Disulfide crosslinking and helical coiling of peptide micelles facilitate the formation of a printable hydrogel

Abstract

We report that the helical coiling of micelles induced by disulfide crosslinking in a lyotropic peptide liquid crystal leads to the formation of a printable hydrogel. The (9-fluorenylmethyloxycarbonyl)-protected phenylalanine–phenylalanine–cysteine tripeptide could firstly self-assemble into aligned micelles at high pH values via noncovalent interactions, leading to the formation of a viscous solution. Intriguingly, the cross-linking of the sulfhydryl group between the peptides changed greatly the rheological properties of the peptide solutions, leading to a 6500-fold increase of the storage modulus to 39 kPa.

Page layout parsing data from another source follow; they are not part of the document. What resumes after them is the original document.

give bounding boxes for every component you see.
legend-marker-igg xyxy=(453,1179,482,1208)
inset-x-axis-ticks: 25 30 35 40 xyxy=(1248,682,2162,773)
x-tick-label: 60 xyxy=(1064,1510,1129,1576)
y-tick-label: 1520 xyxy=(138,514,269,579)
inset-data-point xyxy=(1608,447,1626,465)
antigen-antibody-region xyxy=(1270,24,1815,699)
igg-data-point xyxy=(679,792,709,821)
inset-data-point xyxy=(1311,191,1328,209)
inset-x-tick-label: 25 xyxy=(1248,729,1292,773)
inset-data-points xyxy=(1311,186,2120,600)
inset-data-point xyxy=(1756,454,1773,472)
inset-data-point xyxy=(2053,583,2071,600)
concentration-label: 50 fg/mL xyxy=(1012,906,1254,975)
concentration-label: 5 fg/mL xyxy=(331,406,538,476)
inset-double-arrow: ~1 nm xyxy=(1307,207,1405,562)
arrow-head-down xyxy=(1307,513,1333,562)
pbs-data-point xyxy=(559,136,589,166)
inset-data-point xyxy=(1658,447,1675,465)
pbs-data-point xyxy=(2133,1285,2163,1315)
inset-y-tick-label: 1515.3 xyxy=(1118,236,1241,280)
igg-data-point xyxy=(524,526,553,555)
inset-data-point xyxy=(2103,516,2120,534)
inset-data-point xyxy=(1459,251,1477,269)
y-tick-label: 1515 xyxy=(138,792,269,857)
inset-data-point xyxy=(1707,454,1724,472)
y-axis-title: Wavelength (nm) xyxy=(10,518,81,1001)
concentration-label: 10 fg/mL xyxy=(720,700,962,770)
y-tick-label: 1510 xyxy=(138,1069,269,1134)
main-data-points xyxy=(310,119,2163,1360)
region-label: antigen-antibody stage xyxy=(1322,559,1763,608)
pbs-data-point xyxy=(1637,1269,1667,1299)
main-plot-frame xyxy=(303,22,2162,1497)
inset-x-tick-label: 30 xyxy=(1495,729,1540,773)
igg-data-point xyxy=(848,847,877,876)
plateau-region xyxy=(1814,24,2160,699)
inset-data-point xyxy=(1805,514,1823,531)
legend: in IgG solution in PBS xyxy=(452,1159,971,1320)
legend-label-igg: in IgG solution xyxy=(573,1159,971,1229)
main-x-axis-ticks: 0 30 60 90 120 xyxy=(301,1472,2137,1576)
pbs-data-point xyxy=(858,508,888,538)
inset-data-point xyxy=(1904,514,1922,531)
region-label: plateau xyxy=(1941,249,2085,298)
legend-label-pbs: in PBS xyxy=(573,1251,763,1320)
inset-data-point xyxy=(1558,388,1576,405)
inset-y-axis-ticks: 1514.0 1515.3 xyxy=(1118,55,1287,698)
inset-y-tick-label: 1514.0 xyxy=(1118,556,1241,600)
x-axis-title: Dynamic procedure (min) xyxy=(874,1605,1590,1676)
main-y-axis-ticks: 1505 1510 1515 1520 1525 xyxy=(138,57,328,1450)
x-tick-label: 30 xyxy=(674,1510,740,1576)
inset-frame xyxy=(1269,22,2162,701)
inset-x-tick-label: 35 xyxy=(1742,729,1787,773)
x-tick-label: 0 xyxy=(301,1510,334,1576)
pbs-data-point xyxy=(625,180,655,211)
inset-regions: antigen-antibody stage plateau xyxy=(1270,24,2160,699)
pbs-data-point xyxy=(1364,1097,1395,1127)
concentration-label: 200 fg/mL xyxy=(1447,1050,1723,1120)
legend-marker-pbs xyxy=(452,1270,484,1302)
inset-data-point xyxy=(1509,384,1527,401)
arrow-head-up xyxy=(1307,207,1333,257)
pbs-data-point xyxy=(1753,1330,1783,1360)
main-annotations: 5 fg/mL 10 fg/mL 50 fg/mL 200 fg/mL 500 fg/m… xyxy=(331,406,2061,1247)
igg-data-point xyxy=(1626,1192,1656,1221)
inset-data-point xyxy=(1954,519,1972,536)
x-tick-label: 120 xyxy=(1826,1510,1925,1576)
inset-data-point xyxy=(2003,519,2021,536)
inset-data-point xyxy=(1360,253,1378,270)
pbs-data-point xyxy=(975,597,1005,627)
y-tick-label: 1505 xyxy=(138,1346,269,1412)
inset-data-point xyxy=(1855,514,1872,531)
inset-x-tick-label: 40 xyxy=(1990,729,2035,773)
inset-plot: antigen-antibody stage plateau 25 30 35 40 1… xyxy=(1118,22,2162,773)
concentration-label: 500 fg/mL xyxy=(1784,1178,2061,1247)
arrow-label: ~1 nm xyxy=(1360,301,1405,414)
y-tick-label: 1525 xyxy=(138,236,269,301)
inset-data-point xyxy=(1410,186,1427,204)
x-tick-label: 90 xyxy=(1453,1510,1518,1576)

This led to the formation of a self-supporting peptide hydrogel with a series of improved physical properties, including shear-thinning and thixotropy. The formation of the peptide hydrogels with enhanced physical properties can be attributed to the structural transition of the parallelly aligned worm-like micelles into coiled nanohelices induced by the cross-linking of disulfide bonding. The findings deepen our understanding on the relationship between micelle chirality and gel properties, and provide a strategy to fabricate highly functional materials via simultaneous noncovalent and covalent polymerizations.